Hashimoto's Hashimoto's disease is the most common cause of hypothyroidism in the United States. It occurs when the immune system produces antibodies that attack the thyroid gland, creating chronic inflammation that damages the gland and interferes with its ability to make enough thyroid hormone. It occurs more often in women than men, and tends to run in families.

Hypothyroidism can be traced to several other conditions as well, including:

Subacute, lymphocytic, or postpartum thyroiditis. These inflammations of the thyroid gland often start as hyperthyroidism, as stored thyroid hormone leaks out of the gland and raises hormone levels in the blood. Most people then develop temporary or, very rarely, permanent hypothyriodism.

Drugs that affect thyroid function, such as amiodarone, which is used to treat heart rhythm abnormalities.

A pituitary gland that does not make enough thyroid-stimulating hormone (TSH).

Treatment for hyperthyroidism (too much thyroid hormone) with radioactive iodine or surgery.

Routine testing of babies at birth identifies any with congenital hypothyroidism, a condition in which the thyroid gland has not developed properly. This testing is essential for all newborns, because if hypothyroidism in not treated, a child could experience mental slowness or retardation, or fail to grow normallly. Hypothyroidism during pregnancy can also negatively affect the baby. Experts have not yet reached a consensus as to whether all pregnant women should be routinely screened for thyroid hormone deficiency.

Hypothyroidism is increasingly common as we age. Women over 50 should consider being screened for thyroid deficiency every few years. Hypothyroidism affects as many as 15 percent of women over 70 years of age.


Hypothyroidism is treated by replacing the thyroid hormone the body needs. This is usually done with an oral tablet or pill of the thyroid hormone thyroxine (T4 or levothyroxine). A person will usually notice an improvement in his or her health and decreased symptoms of thyroid disease within two weeks. Severe cases of hypothyroidism, however, may take longer to correct. Most patients with hypothyroidism will need to be on T4 treatment for the rest of their lives. They have to work closely with their doctor, take their medication as directed, and be monitored regularly in case the medication dose needs to be adjusted. If patients take too much T4, they can develop a mild case of hyperthyroidism. If they do not get enough, the symptoms of hypothyroidism will return.

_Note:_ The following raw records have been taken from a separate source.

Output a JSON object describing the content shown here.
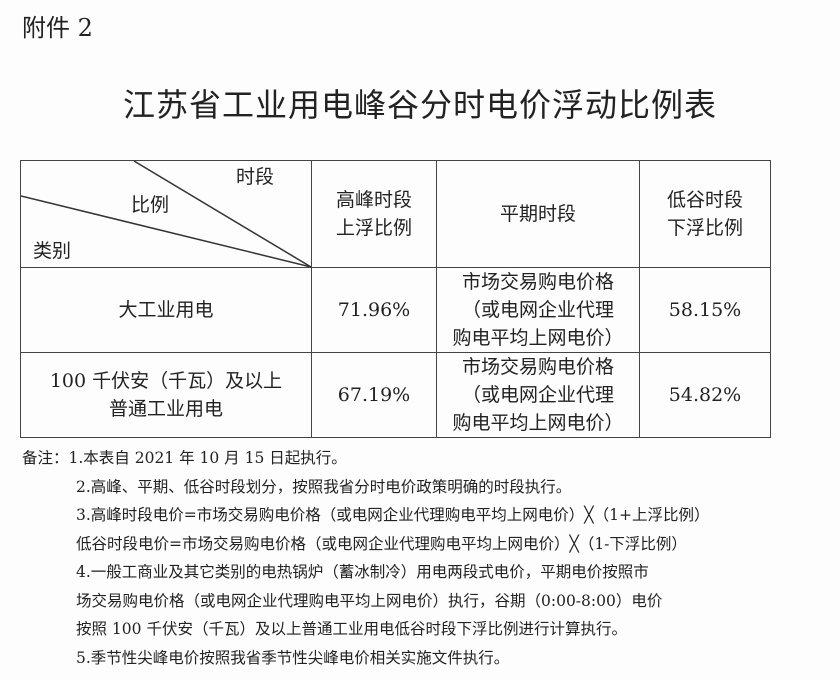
{
  "attachment_label": "附件 2",
  "title": "江苏省工业用电峰谷分时电价浮动比例表",
  "table": {
    "header": {
      "corner_top": "时段",
      "corner_middle": "比例",
      "corner_bottom": "类别",
      "peak": [
        "高峰时段",
        "上浮比例"
      ],
      "flat": "平期时段",
      "valley": [
        "低谷时段",
        "下浮比例"
      ]
    },
    "rows": [
      {
        "category": [
          "大工业用电"
        ],
        "peak": "71.96%",
        "flat": [
          "市场交易购电价格",
          "（或电网企业代理",
          "购电平均上网电价）"
        ],
        "valley": "58.15%"
      },
      {
        "category": [
          "100 千伏安（千瓦）及以上",
          "普通工业用电"
        ],
        "peak": "67.19%",
        "flat": [
          "市场交易购电价格",
          "（或电网企业代理",
          "购电平均上网电价）"
        ],
        "valley": "54.82%"
      }
    ]
  },
  "notes": [
    "备注：1.本表自 2021 年 10 月 15 日起执行。",
    "2.高峰、平期、低谷时段划分，按照我省分时电价政策明确的时段执行。",
    "3.高峰时段电价=市场交易购电价格（或电网企业代理购电平均上网电价）╳（1+上浮比例）",
    "低谷时段电价=市场交易购电价格（或电网企业代理购电平均上网电价）╳（1-下浮比例）",
    "4.一般工商业及其它类别的电热锅炉（蓄冰制冷）用电两段式电价，平期电价按照市",
    "场交易购电价格（或电网企业代理购电平均上网电价）执行，谷期（0:00-8:00）电价",
    "按照 100 千伏安（千瓦）及以上普通工业用电低谷时段下浮比例进行计算执行。",
    "5.季节性尖峰电价按照我省季节性尖峰电价相关实施文件执行。"
  ]
}
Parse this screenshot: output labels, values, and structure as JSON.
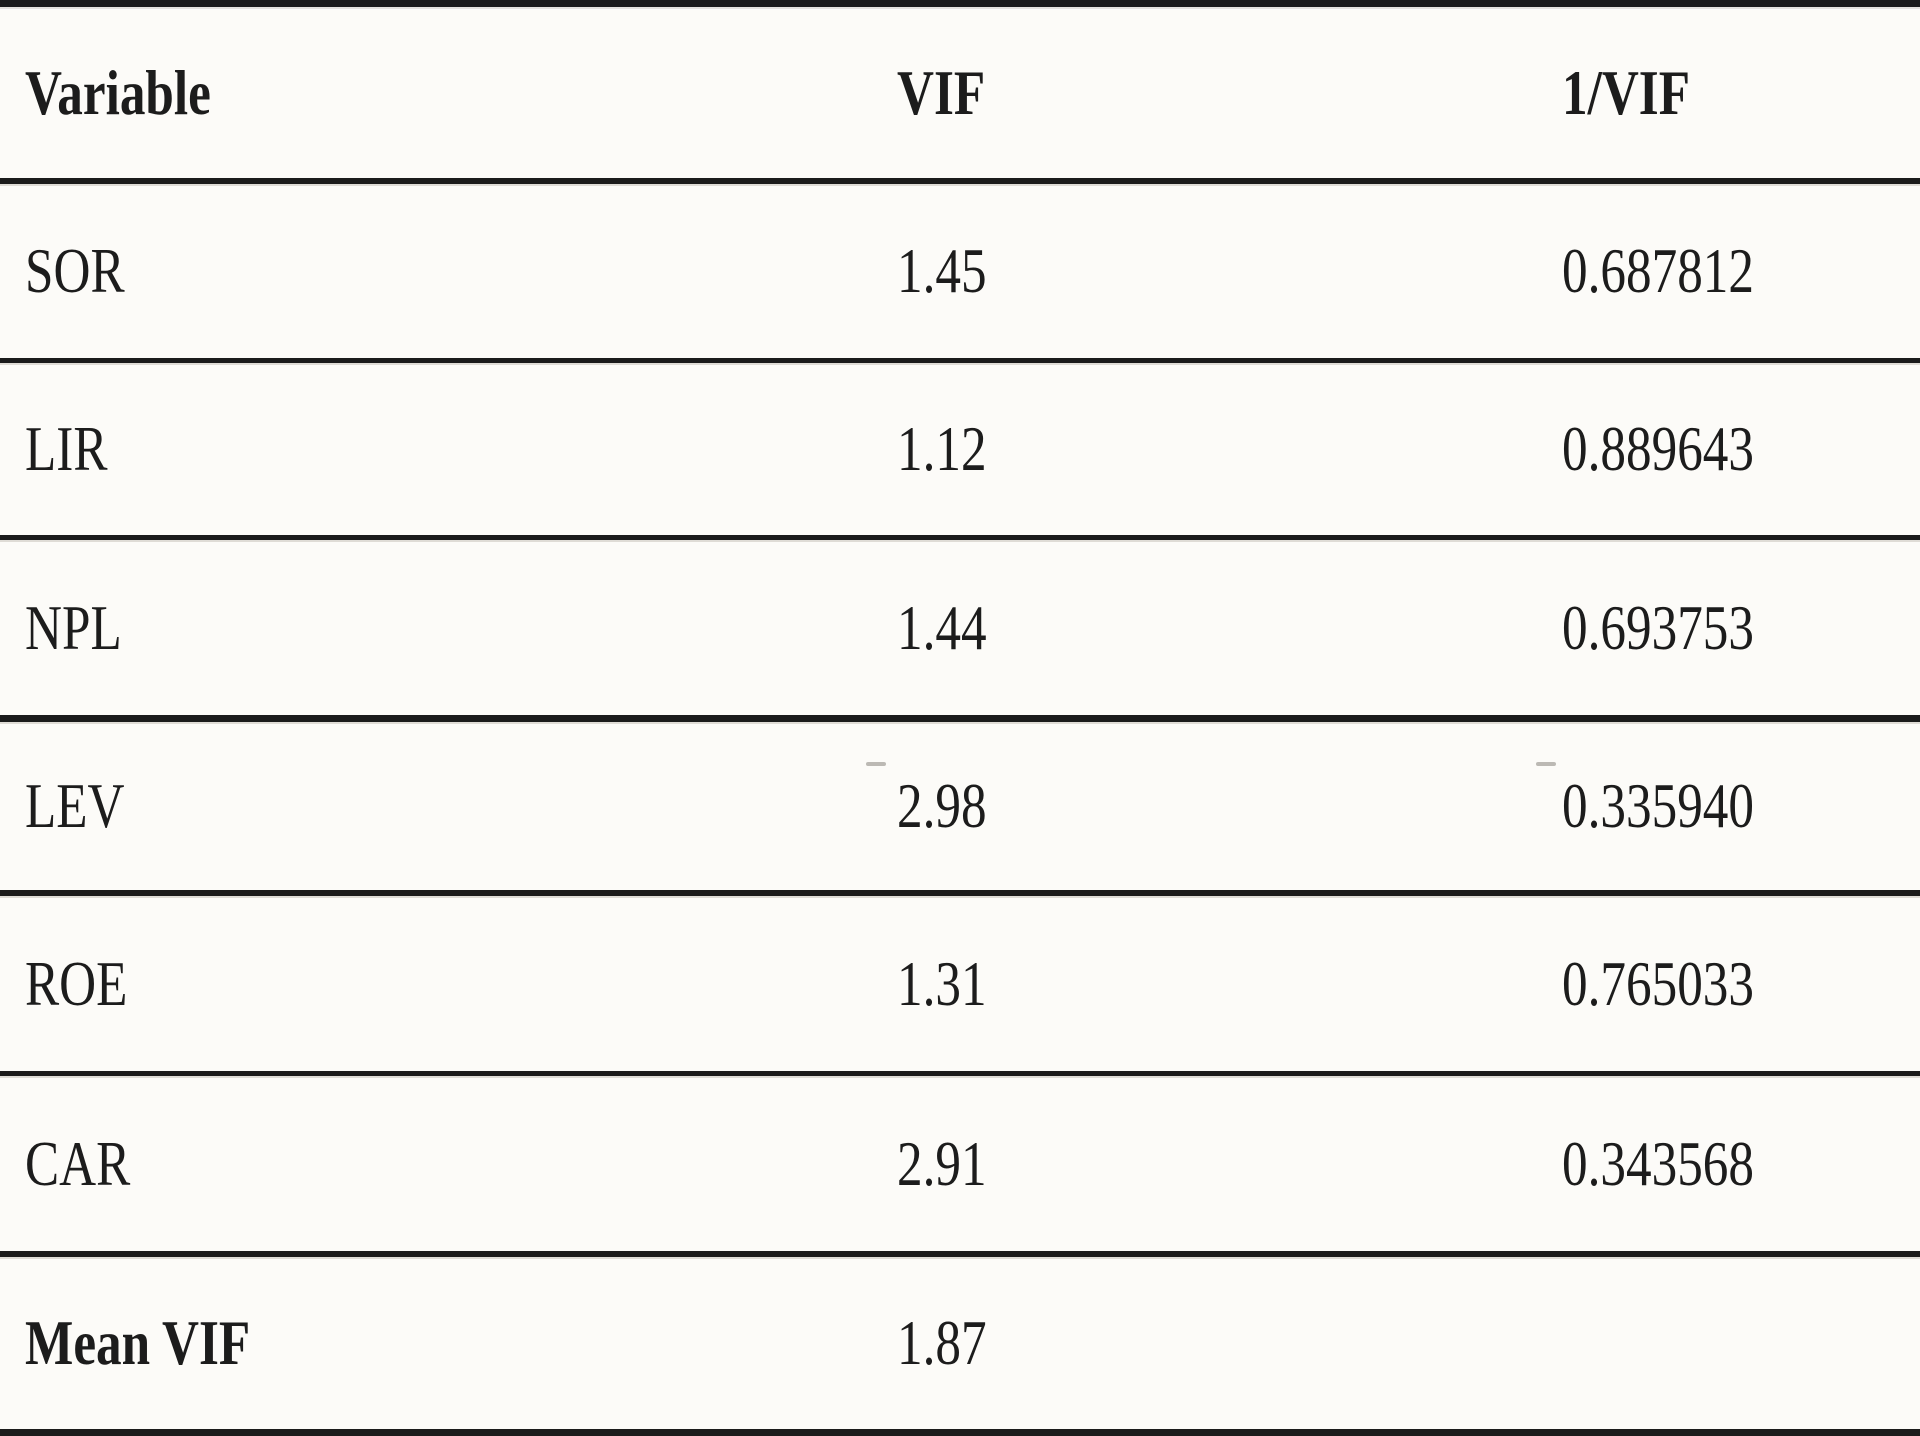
{
  "table": {
    "headers": {
      "variable": "Variable",
      "vif": "VIF",
      "inv_vif": "1/VIF"
    },
    "rows": [
      {
        "variable": "SOR",
        "vif": "1.45",
        "inv_vif": "0.687812"
      },
      {
        "variable": "LIR",
        "vif": "1.12",
        "inv_vif": "0.889643"
      },
      {
        "variable": "NPL",
        "vif": "1.44",
        "inv_vif": "0.693753"
      },
      {
        "variable": "LEV",
        "vif": "2.98",
        "inv_vif": "0.335940"
      },
      {
        "variable": "ROE",
        "vif": "1.31",
        "inv_vif": "0.765033"
      },
      {
        "variable": "CAR",
        "vif": "2.91",
        "inv_vif": "0.343568"
      },
      {
        "variable": "Mean VIF",
        "vif": "1.87",
        "inv_vif": ""
      }
    ],
    "colors": {
      "line": "#1b1b1b",
      "background": "#fcfbf8",
      "text": "#1c1c1c"
    }
  }
}
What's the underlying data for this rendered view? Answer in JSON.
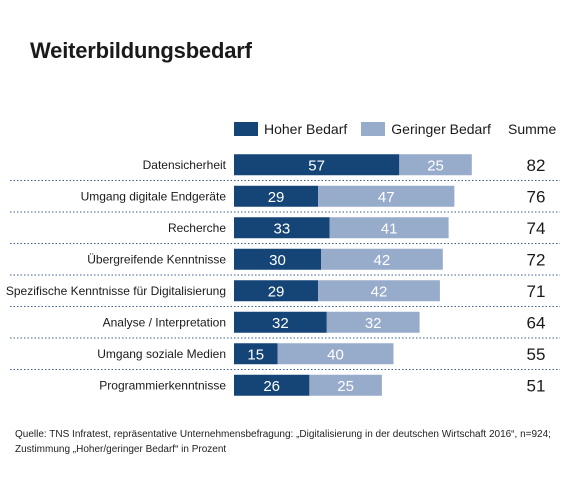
{
  "title": "Weiterbildungsbedarf",
  "legend": {
    "high": "Hoher Bedarf",
    "low": "Geringer Bedarf",
    "sum": "Summe"
  },
  "colors": {
    "high": "#154577",
    "low": "#97abcb",
    "separator": "#3a5f8f"
  },
  "chart_data": {
    "type": "bar",
    "orientation": "horizontal",
    "stacked": true,
    "categories": [
      "Datensicherheit",
      "Umgang digitale Endgeräte",
      "Recherche",
      "Übergreifende Kenntnisse",
      "Spezifische Kenntnisse für Digitalisierung",
      "Analyse / Interpretation",
      "Umgang soziale Medien",
      "Programmierkenntnisse"
    ],
    "series": [
      {
        "name": "Hoher Bedarf",
        "values": [
          57,
          29,
          33,
          30,
          29,
          32,
          15,
          26
        ]
      },
      {
        "name": "Geringer Bedarf",
        "values": [
          25,
          47,
          41,
          42,
          42,
          32,
          40,
          25
        ]
      }
    ],
    "sums": [
      82,
      76,
      74,
      72,
      71,
      64,
      55,
      51
    ],
    "sum_label": "Summe",
    "title": "Weiterbildungsbedarf",
    "legend_position": "top"
  },
  "source": {
    "line1": "Quelle: TNS Infratest, repräsentative  Unternehmensbefragung: „Digitalisierung in der deutschen Wirtschaft 2016“, n=924;",
    "line2": "Zustimmung  „Hoher/geringer Bedarf“ in Prozent"
  }
}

A patient may need special attention if in addition to suffering from thyroid problems, he or she is:

Older or has a weak heart. Thyroid hormone can make the heart work harder. A lower dose may be needed.

Pregnant. Higher doses may be needed during pregnancy. Frequent monitoring is required during this time, too, because the thyroid hormone dosage may change. An adjustment in dosage may be necessary after delivering the baby as well.

Having surgery. A person should have enough T4 in his or her system before surgery to undergo the anesthesia and have a satisfactory recovery. If an individual is unable to take medicine by mouth, T4 can be given intravenously after surgery. A diagnosis of hypothyroidism is especially important in pregnancy to ensure the delivery of a healthy baby.